Managed grazing of drylands is the most extensive form of land use on the planet, which has led to widespread efforts to reverse this trend and restore grass cover due to the belief that it results in less water entering streams and groundwater aquifers.
A new study led by Adam Schreiner-McGraw, a postdoctoral hydrology researcher at the University of California, Riverside, modeled shrub encroachment on a sloping landscape and reached a startling conclusion: Shrub encroachment on slopes can increase the amount of water that goes into groundwater storage. The effect of shrubs is so powerful that it even counterbalances the lower annual rainfall amounts expected during climate change.
Until now, researchers have thought that woody plants like trees and shrubs have deeper roots than grass. This belief stemmed from scientists performing their related studies on flat ground.
“It is striking that ecosystem composition is what controls projected future changes to groundwater recharge,” Schreiner-McGraw said. “This does not mean that climate change is not important, but that vegetation change is potentially more important and something that scientists and land managers should focus more effort on understanding.”
Co-author Hoori Ajami, an assistant professor of groundwater hydrology at UC Riverside, said the paper looks at the combined effects of climate and vegetation change on groundwater-recharge processes in arid environments.
“Most studies to date have looked at these changes in isolation,” Ajami said. “Here we illustrate that the combined effects of vegetation change and climate change could be greater or less than the sum of its parts.”
The intrusion of shrubs into grasslands is often considered a problem because it reduces the amount of forage available for livestock grazing and can lead to more bare ground patches and subsequent increase in soil erosion. This process of creating more bare ground is called “xerification.” Climate change contributes to xerification, but fire suppression and overgrazing play the biggest roles.
It makes sense that shrubs, which have deep root systems along with thick stems and many leaves, capture more water than grass does as it percolates down through the soil, leaving less available water to replenish the underground aquifers. Research on “diffuse recharge,” the process by which water replenishes groundwater supplies over a large area, seems to bear this out for flat landscapes. Xerification of grasslands has thus been viewed as bad for both livestock and the water cycle.
“We approached this research with a simple premise that topography plays a role in redistributing available water, and this should affect the outcomes of xerification,” said co-author Enrique R. Vivoni, a professor at Arizona State University.

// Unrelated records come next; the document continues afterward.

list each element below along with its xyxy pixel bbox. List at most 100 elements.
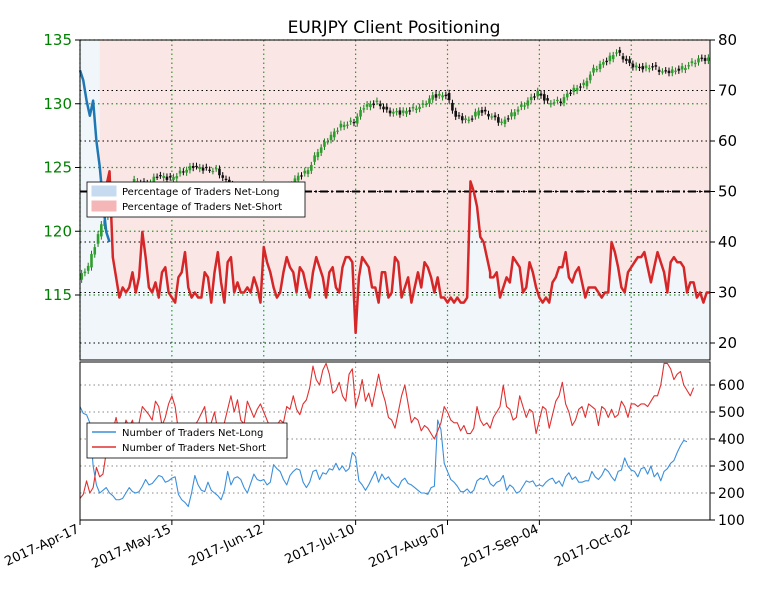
price-tick-label: 135: [43, 31, 72, 49]
price-candle-body: [100, 224, 103, 237]
price-candle-body: [677, 68, 681, 71]
price-candle-body: [474, 111, 477, 117]
date-tick-label: 2017-Jun-12: [187, 522, 266, 569]
price-candle-body: [352, 122, 356, 124]
price-candle-body: [372, 103, 375, 106]
count-tick-label: 200: [718, 486, 745, 502]
price-candle-body: [198, 167, 202, 169]
price-candle-body: [536, 90, 540, 97]
price-candle-body: [684, 67, 687, 70]
price-candle-body: [562, 97, 566, 104]
date-tick-label: 2017-Oct-02: [552, 522, 633, 570]
price-candle-body: [559, 101, 563, 103]
count-tick-label: 100: [718, 513, 745, 529]
price-candle-body: [293, 178, 297, 184]
price-candle-body: [654, 65, 658, 67]
legend-label: Percentage of Traders Net-Short: [122, 202, 282, 213]
price-tick-label: 125: [43, 159, 72, 177]
price-candle-body: [664, 70, 668, 72]
price-candle-body: [411, 106, 415, 109]
price-candle-body: [621, 56, 625, 60]
price-candle-body: [395, 111, 398, 113]
price-candle-body: [332, 131, 336, 138]
price-candle-body: [464, 118, 467, 121]
price-candle-body: [687, 65, 690, 67]
price-tick-label: 115: [43, 286, 72, 304]
price-candle-body: [300, 175, 303, 177]
price-candle-body: [444, 94, 448, 97]
price-candle-body: [680, 66, 684, 70]
price-candle-body: [641, 66, 645, 70]
price-candle-body: [401, 110, 405, 113]
count-tick-label: 300: [718, 459, 745, 475]
net-short-percent-line: [98, 170, 710, 335]
price-candle-body: [178, 170, 182, 174]
price-candle-body: [611, 55, 615, 60]
price-candle-body: [355, 116, 359, 124]
price-candle-body: [165, 176, 169, 180]
price-candle-body: [625, 58, 628, 61]
date-tick-label: 2017-Jul-10: [283, 522, 358, 567]
legend-label: Number of Traders Net-Short: [122, 443, 266, 454]
price-candle-body: [86, 265, 90, 271]
price-candle-body: [211, 170, 215, 173]
price-axis-ticks: 115 120 125 130 135: [43, 31, 80, 304]
price-candle-body: [447, 93, 451, 101]
percent-tick-label: 30: [718, 284, 737, 302]
date-tick-label: 2017-May-15: [90, 522, 174, 572]
price-candle-body: [506, 118, 510, 120]
price-candle-body: [647, 67, 651, 70]
price-tick-label: 120: [43, 222, 72, 240]
price-candle-body: [552, 102, 556, 104]
date-axis-ticks: 2017-Apr-17 2017-May-15 2017-Jun-12 2017-Ju…: [2, 520, 633, 572]
price-candle-body: [83, 271, 87, 274]
price-candle-body: [618, 50, 622, 53]
price-candle-body: [693, 62, 697, 65]
price-candle-body: [359, 109, 362, 117]
price-candle-body: [615, 52, 618, 54]
price-candle-body: [690, 61, 694, 64]
price-tick-label: 130: [43, 95, 72, 113]
price-candle-body: [598, 63, 602, 70]
net-long-fill-area: [99, 171, 710, 360]
price-candle-body: [493, 115, 497, 118]
percent-tick-label: 40: [718, 233, 737, 251]
price-candle-body: [542, 94, 546, 101]
price-candle-body: [375, 100, 379, 102]
price-candle-body: [418, 106, 421, 109]
price-candle-body: [303, 170, 307, 174]
price-candle-body: [513, 112, 517, 117]
price-candle-body: [93, 247, 97, 255]
upper-plot-frame: [79, 39, 711, 361]
price-candle-body: [497, 117, 500, 123]
price-candle-body: [96, 234, 100, 244]
price-candle-body: [152, 176, 156, 183]
price-candle-body: [185, 169, 188, 173]
price-candle-body: [467, 119, 471, 121]
price-candle-body: [674, 70, 677, 72]
price-candle-body: [342, 124, 346, 127]
price-candle-body: [490, 116, 494, 118]
price-candle-body: [460, 116, 464, 121]
price-candle-body: [159, 175, 162, 177]
price-candle-body: [424, 103, 428, 106]
net-long-count-line: [79, 406, 688, 508]
price-candle-body: [365, 104, 369, 107]
price-candle-body: [575, 88, 579, 91]
price-candle-body: [306, 170, 310, 174]
count-tick-label: 400: [718, 432, 745, 448]
price-candle-body: [224, 178, 228, 181]
price-candle-body: [651, 66, 654, 68]
price-candle-body: [487, 113, 490, 117]
trader-count-axis-ticks: 100 200 300 400 500 600: [710, 378, 745, 529]
price-candle-body: [441, 95, 444, 98]
percent-tick-label: 50: [718, 183, 737, 201]
price-candle-body: [437, 93, 441, 96]
price-candle-body: [510, 112, 513, 117]
upper-legend-box: [86, 181, 306, 218]
price-candle-body: [523, 105, 526, 107]
price-candle-body: [451, 102, 454, 111]
date-tick-label: 2017-Apr-17: [2, 522, 81, 570]
legend-label: Number of Traders Net-Long: [122, 428, 263, 439]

The group looked at focused recharge, which occurs when hillslopes funnel water into concentrated areas, such as streambeds. Streambeds often have sandy bottoms, which allow water to quickly infiltrate and prevent the deep-rooted shrubs from sucking it up.
Data from a highly monitored desert mountain slope in New Mexico was used to simulate the effects of woody plant encroachment and climate change on water resources. The team discovered that not only did the shrubs increase focused groundwater recharge, but that they did so even under conditions where climate change reduced the amount of rainfall.

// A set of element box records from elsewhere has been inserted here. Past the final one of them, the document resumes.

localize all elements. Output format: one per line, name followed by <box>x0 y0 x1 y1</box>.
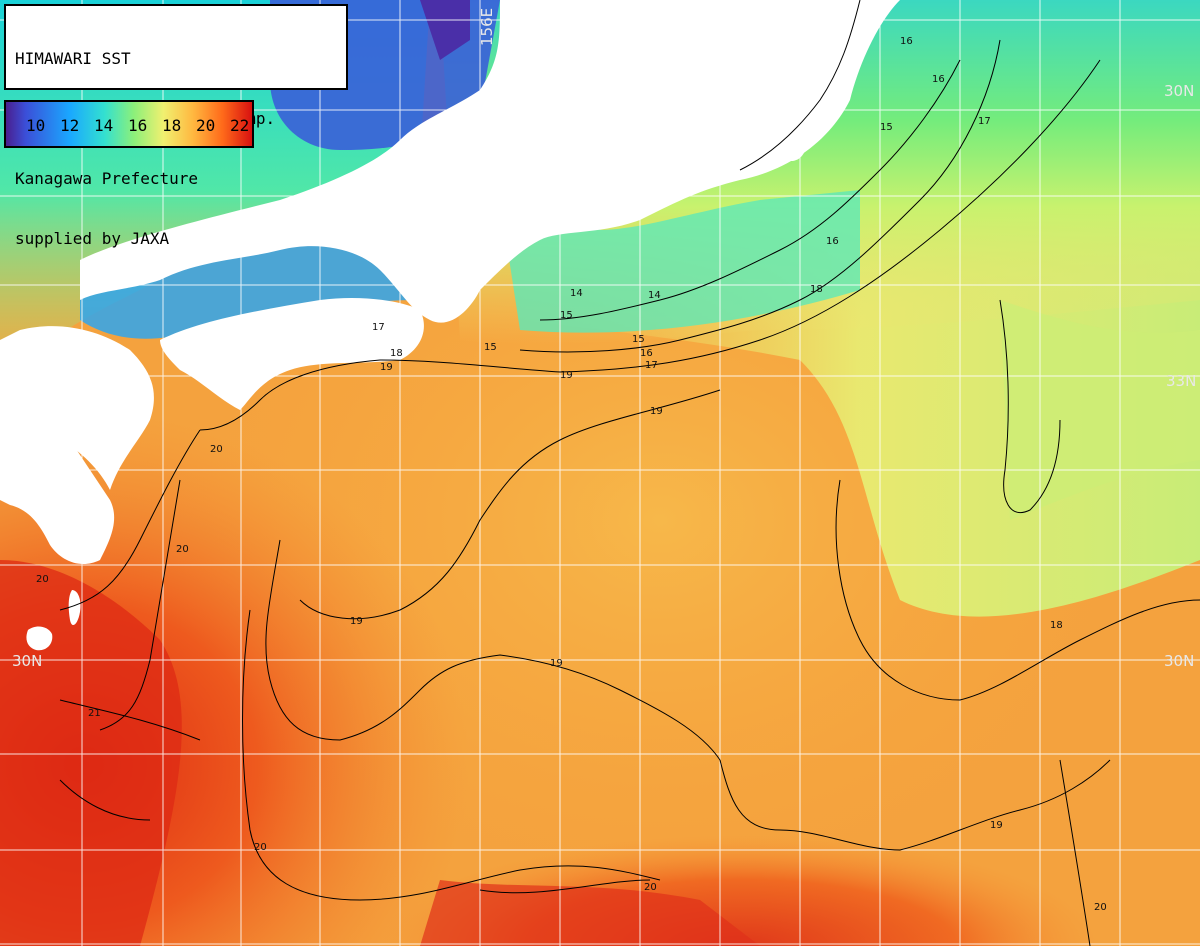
contour-label: 20 <box>176 544 189 555</box>
lon-label-156e: 156E <box>478 7 496 46</box>
contour-label: 18 <box>390 348 403 359</box>
contour-label: 19 <box>990 820 1003 831</box>
contour-label: 19 <box>380 362 393 373</box>
isotherm-contours <box>59 0 1200 946</box>
legend-label: 20 <box>196 116 216 135</box>
contour-line <box>242 609 661 901</box>
contour-label: 14 <box>648 290 661 301</box>
contour-label: 18 <box>810 284 823 295</box>
contour-label: 16 <box>640 348 653 359</box>
info-source: supplied by JAXA <box>15 229 170 248</box>
contour-line <box>559 59 1101 373</box>
contour-line <box>265 539 721 761</box>
contour-line <box>739 0 861 171</box>
contour-label: 19 <box>550 658 563 669</box>
contour-label: 15 <box>484 342 497 353</box>
contour-line <box>59 699 201 741</box>
legend-label: 10 <box>26 116 46 135</box>
legend-labels: 10 12 14 16 18 20 22 <box>26 116 264 135</box>
contour-label: 19 <box>350 616 363 627</box>
contour-line <box>539 59 961 321</box>
legend-label: 14 <box>94 116 114 135</box>
contour-line <box>999 299 1061 513</box>
info-title: HIMAWARI SST <box>15 49 131 68</box>
info-region: Kanagawa Prefecture <box>15 169 199 188</box>
lat-label-30n-left: 30N <box>12 652 43 670</box>
contour-line <box>299 389 721 620</box>
contour-line <box>719 759 1111 851</box>
contour-label: 15 <box>880 122 893 133</box>
contour-label: 14 <box>570 288 583 299</box>
contour-line <box>1059 759 1091 946</box>
contour-line <box>479 879 651 894</box>
contour-label: 21 <box>88 708 101 719</box>
contour-label: 16 <box>900 36 913 47</box>
land-masses <box>0 0 900 651</box>
contour-label: 20 <box>210 444 223 455</box>
contour-label: 17 <box>645 360 658 371</box>
contour-line <box>519 39 1001 353</box>
contour-label: 20 <box>36 574 49 585</box>
lat-label-upper-right: 30N <box>1164 82 1195 100</box>
contour-line <box>99 479 181 731</box>
contour-line <box>199 359 561 431</box>
contour-label: 18 <box>1050 620 1063 631</box>
contour-line <box>59 779 151 821</box>
temperature-legend: 10 12 14 16 18 20 22 <box>4 100 254 148</box>
contour-label: 17 <box>372 322 385 333</box>
ocean-hot-south <box>420 880 760 946</box>
contour-label: 15 <box>560 310 573 321</box>
contour-label: 20 <box>1094 902 1107 913</box>
contour-label: 16 <box>932 74 945 85</box>
contour-label: 17 <box>978 116 991 127</box>
legend-label: 12 <box>60 116 80 135</box>
contour-label-group: 16 16 17 15 14 15 16 17 18 19 19 19 20 2… <box>36 36 1107 913</box>
contour-label: 16 <box>826 236 839 247</box>
lat-label-30n-right: 30N <box>1164 652 1195 670</box>
legend-label: 18 <box>162 116 182 135</box>
lat-label-33n: 33N <box>1166 372 1197 390</box>
contour-label: 15 <box>632 334 645 345</box>
ocean-east-green <box>1000 300 1200 520</box>
contour-label: 19 <box>560 370 573 381</box>
contour-label: 19 <box>650 406 663 417</box>
contour-label: 20 <box>254 842 267 853</box>
contour-label: 20 <box>644 882 657 893</box>
ocean-coldest <box>420 0 470 60</box>
contour-line <box>59 429 201 611</box>
legend-label: 22 <box>230 116 250 135</box>
map-info-box: HIMAWARI SST ~2026/03/24(UTC) Week Comp.… <box>4 4 348 248</box>
contour-line <box>835 479 1200 701</box>
legend-label: 16 <box>128 116 148 135</box>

They also modeled a more extensive form of shrub encroachment called thicketization, in which plants grow in dense stands with no bare patches, and found, as in prior flat landscape research, the shrubs reduced the amount of groundwater recharge on slopes as well.
On hillslopes, bare soil in between patches of shrubs is necessary to drive water into streambeds. Increased runoff increases focused groundwater recharge.
“We were surprised to find that a transition from grassland to shrubland can increase sustainability of groundwater aquifers,” said Schreiner-McGraw. “The best way to increase focused recharge in this system is to increase the amount of runoff from hillslopes that gets concentrated in the streambeds.”
Climate change will most likely increase groundwater recharge by making rainstorms larger, but less frequent. Larger storms increase the amount of runoff that reaches sandy-bottom channels and increases groundwater recharge. Findings from this study suggest vegetation will also play an important part in groundwater recharge in the future.
Though the study took place in New Mexico, Schreiner-McGraw said it applies to similar environments. Large parts of California are also desert savannahs. Southern California and the Central Valley have landforms similar to those found in the New Mexico study site. These areas could experience similar hydrological processes, though atmospheric rivers create storms very different from monsoon storms, so more research is required.
“The study highlights the role of long-term monitoring in understanding water balance dynamics of watersheds, and the role that process-based modeling plays in understanding system dynamics,” Ajami said.